Salué à Bruxelles, le plan de rigueur irlandais est largement décrié sur l'île: les syndicats dénoncent une injustice, les économistes craignent pour la reprise et les électeurs pourraient traduire dans les urnes leur colère lors d'une législative partielle tenue jeudi.
"C'est une mise à mort": dans les rues du centre de Dublin, les Irlandais étaient sous le choc, jeudi matin, après un plan de rigueur plus sévère que prévu. "Je prends des médicaments. Va falloir que je choisisse entre acheter mes médicaments ou de quoi manger", lance cet homme dans la quarantaine dont le salaire minimum sera amputé de 12%.
Dublin a annoncé mercredi un plan de rigueur quadriennal de 15 milliards d'euros. Les allocations chômage et familiales seront réduites, tout comme les retraites des fonctionnaires et le salaire minimum, et près de 25.000 emplois publics seront supprimés.
C'est un "effort énorme", a reconnu Amadeu Altafaj Tardio, porte-parole du commissaire européen aux Affaires économiques, Olli Rehn. Mais "c'est un élément fondamental" en vue de l'obtention du plan de sauvetage de l'Union européenne et du Fonds monétaire international, a-t-il dit jeudi sur la radio publique irlandaise RTE.
L'aide, en cours de négociation à Dublin, a de bonnes chances d'être finalisée dimanche, ont indiqué jeudi des sources diplomatiques à l'AFP.
La sévérité des coupes annoncées mercredi a fait sortir la présidente Mary McAleese de la réserve due à son poste strictement honorifique: "Tout en respectant pleinement la nature de mon rôle, je tiens à reconnaître le désarroi et la consternation compréhensibles de la population qui craint pour son avenir", a-t-elle dit dans un communiqué.
"Nous avons effectué une évaluation réaliste de ce qui est possible, nécessaire et faisable", a insisté Brian Cowen lors de débats au Parlement.

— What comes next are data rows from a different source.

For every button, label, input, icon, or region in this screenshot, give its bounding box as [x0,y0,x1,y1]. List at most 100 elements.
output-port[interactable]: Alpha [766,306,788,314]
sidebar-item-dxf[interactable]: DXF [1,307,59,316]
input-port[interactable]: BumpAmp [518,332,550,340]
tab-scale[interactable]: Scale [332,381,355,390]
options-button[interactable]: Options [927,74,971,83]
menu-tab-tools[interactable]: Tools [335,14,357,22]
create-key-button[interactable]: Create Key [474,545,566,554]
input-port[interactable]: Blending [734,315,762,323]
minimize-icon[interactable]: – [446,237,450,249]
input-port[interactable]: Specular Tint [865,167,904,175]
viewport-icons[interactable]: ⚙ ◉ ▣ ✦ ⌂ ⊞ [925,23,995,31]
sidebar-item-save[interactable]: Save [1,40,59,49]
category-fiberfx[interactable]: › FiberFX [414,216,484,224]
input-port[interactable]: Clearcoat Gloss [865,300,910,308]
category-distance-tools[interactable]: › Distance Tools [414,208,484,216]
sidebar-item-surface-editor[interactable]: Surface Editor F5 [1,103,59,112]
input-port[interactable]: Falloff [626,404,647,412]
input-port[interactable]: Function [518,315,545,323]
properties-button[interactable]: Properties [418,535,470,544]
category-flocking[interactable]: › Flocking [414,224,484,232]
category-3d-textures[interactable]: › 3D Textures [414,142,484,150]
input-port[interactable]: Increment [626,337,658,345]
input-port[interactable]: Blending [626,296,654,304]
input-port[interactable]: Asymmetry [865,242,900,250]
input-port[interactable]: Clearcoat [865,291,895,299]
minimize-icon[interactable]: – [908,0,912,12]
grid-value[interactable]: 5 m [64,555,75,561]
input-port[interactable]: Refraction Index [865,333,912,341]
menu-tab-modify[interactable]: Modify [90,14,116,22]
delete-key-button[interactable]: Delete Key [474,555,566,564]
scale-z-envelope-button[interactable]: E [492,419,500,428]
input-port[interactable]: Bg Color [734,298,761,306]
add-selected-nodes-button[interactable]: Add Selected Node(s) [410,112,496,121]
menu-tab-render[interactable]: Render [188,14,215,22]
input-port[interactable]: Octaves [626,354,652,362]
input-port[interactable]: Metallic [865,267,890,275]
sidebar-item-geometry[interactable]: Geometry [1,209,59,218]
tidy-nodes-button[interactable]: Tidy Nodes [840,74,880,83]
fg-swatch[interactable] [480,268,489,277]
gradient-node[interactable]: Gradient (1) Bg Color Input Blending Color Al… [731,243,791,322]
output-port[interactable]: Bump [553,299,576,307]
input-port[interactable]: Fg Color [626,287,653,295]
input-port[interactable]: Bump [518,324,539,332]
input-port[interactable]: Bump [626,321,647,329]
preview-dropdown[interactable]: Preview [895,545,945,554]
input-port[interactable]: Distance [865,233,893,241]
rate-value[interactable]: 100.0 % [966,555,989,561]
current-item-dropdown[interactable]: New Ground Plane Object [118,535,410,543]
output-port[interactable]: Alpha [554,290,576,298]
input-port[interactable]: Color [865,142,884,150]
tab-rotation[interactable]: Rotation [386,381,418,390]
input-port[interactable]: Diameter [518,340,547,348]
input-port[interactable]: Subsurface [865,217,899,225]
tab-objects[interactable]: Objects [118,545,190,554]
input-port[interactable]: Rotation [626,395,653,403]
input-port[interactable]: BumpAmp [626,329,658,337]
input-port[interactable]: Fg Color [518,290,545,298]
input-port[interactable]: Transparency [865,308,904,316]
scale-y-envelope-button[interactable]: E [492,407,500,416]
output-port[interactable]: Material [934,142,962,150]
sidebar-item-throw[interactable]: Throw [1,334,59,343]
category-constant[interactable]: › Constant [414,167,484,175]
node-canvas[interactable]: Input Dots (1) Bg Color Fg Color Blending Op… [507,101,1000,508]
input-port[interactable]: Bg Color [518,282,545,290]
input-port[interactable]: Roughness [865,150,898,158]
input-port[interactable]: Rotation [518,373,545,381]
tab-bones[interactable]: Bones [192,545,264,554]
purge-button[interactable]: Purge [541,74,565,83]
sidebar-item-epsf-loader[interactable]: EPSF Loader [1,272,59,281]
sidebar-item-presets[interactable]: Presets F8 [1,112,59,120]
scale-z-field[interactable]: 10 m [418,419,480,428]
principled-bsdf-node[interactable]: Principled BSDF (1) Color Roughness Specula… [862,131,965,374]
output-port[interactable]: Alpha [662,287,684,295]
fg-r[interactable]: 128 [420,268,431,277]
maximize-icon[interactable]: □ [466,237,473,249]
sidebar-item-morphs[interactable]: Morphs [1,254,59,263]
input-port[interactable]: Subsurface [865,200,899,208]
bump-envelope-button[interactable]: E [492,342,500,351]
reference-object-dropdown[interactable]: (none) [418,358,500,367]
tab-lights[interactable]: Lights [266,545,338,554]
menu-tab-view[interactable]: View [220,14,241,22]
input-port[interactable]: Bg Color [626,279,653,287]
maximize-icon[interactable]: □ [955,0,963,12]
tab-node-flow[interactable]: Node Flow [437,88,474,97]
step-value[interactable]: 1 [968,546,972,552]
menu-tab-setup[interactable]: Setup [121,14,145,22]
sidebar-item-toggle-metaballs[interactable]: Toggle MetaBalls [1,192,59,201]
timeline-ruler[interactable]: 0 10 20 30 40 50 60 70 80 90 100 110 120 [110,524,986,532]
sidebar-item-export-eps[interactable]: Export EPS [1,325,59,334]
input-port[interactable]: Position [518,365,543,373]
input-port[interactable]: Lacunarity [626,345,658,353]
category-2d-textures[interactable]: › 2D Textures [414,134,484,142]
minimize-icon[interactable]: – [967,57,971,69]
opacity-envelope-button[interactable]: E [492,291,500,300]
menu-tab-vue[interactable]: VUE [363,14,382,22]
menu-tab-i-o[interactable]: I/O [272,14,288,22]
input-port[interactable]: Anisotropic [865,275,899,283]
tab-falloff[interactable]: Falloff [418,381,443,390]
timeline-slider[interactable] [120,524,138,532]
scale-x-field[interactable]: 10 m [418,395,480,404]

Ce n'est pas l'avis des syndicats. "Ce plan est une déclaration de guerre contre les bas salaires", a averti Jack O'Connor, président du Siptu, premier syndicat de l'île. "Les premiers ciblés sont les plus vulnérables", juge David Begg, secrétaire général de l'Irish Congress of Trade Unions (ICTU), qui organise samedi une manifestation à Dublin.
La colère populaire a toutes les chances de se traduire dans les urnes lors de la législative partielle tenue jeudi dans le comté de Donegal (nord-ouest), à en croire les sondages. Le parti au pouvoir, le Fianna Fail, est donné perdant, ce qui réduirait à deux députés la majorité gouvernementale, avant la présentation au Parlement, le 7 décembre, du budget de rigueur pour 2011. Le Premier ministre appelle à un sursaut national pour voter l'austérité mais l'opposition est réticente, tandis qu'approchent des élections anticipées prévues en début d'année prochaine.
Le plan d'austérité fait de plus craindre pour la fragile reprise de l'économie celtique. "Les mesures fiscales vont avoir un impact significatif sur la demande", déclare à l'AFP Constantin Gurdgiev, professeur au Trinity College de Dublin.
Le plan ne fait "aucune provision en vue de nouvelles injections de capital dans le système bancaire qui pourraient être nécessaires", s'étonne dans une note la maison de courtage irlandaise Davy Research. L'ampleur du passif des banques irlandaises, criblées de dettes, n'est pas encore connue et pourrait atteindre plusieurs centaines de milliards.
Les marchés n'ont d'ailleurs pas semblé convaincus par le plan de Dublin: les taux des emprunts d'Etat irlandais à dix ans ont établi jeudi un nouveau record.
La chancelière allemande Angela Merkel a cependant déclaré avoir "plus confiance qu'au printemps" en la stabilité de la zone euro.